The idea is basically a three way race to trap your opponents. As you shoot around the arena both you and your two enemies leave impenetrable trails. Crash into one and you'll be smashed to smithereens. Be encircled by one and its' bye bye life.

Things get even more difficult in the later stages of this twenty-five level game. Even at the start, there's no way that your opponents are playing kiss chase, but they do at least observe some kind of standards. Later on, what there was of a rule book is thrown out of the window and the nasties resort to Kamakazi attacks.

That's about it. All in all, a decent game.
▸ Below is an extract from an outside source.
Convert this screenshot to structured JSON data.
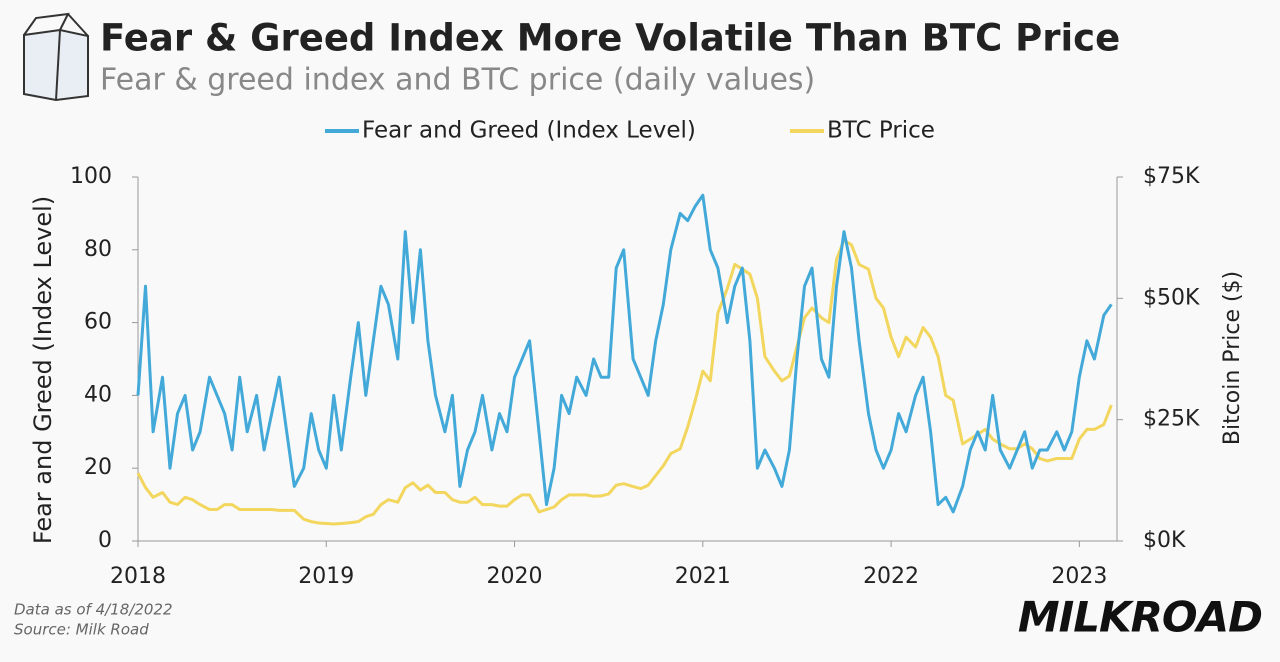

A Question Of Sport (Elite)

Errr... remarkable. Here's a TV licence that actually manages to successfully capture all the thrills and spills of the TV shot itself. Join with David, Ian and Bill as they cross wits and wrack each other's brains with questions of a sporting nature.

Choose your team from a bank of twelve happy faces. Each person has a specialist subject, and it's important to have as wide a range of these as possible.

All the rounds from the TV show are here from the pictureboard, where you choose from twelve piccies. Once you've chosen one, the computer prints a digitised piccy of our beloved Davey, and a speech bubble appears, and inside that bubble appears the question. The computer then gives you four possible answers and a clock ticks down when you select one. Get it right and the crowd roars its approval. Get it wrong and a short tunette goes 'waa waa waa' at you.

The graphics are well digitised. It's just a shame there isn't more of them. The layout is clean and functional, and fits in with the design of the show. Sound consists of a title tune, a tunette or two, and a sampled sound effect here and there.

Good as a two player game, but I couldn't help but feel a little cheated on the one player game. After all, the computer knows all the answers!

Titan (Titus)

Oh dear, oh dear. If you look back, you'll find that the Amiga version was slated and guess what? The C64 version is even worse.

The game is the same. You control a block that sits in amongst a lot of other blocks. Bouncing aorund within the 'arena' is a ball. This ball can destroy certain blocks. To complete a level, you have to destroy all the destructible blocks by bouncing the ball off them. You steer the ball by knocking it against your block.

As with the Amiga version, the C64 version contains the same semi-monochromatic screen display and too-fast-for-the-eye-to-follow scrolling that made the Amiga version so hard on the eyes.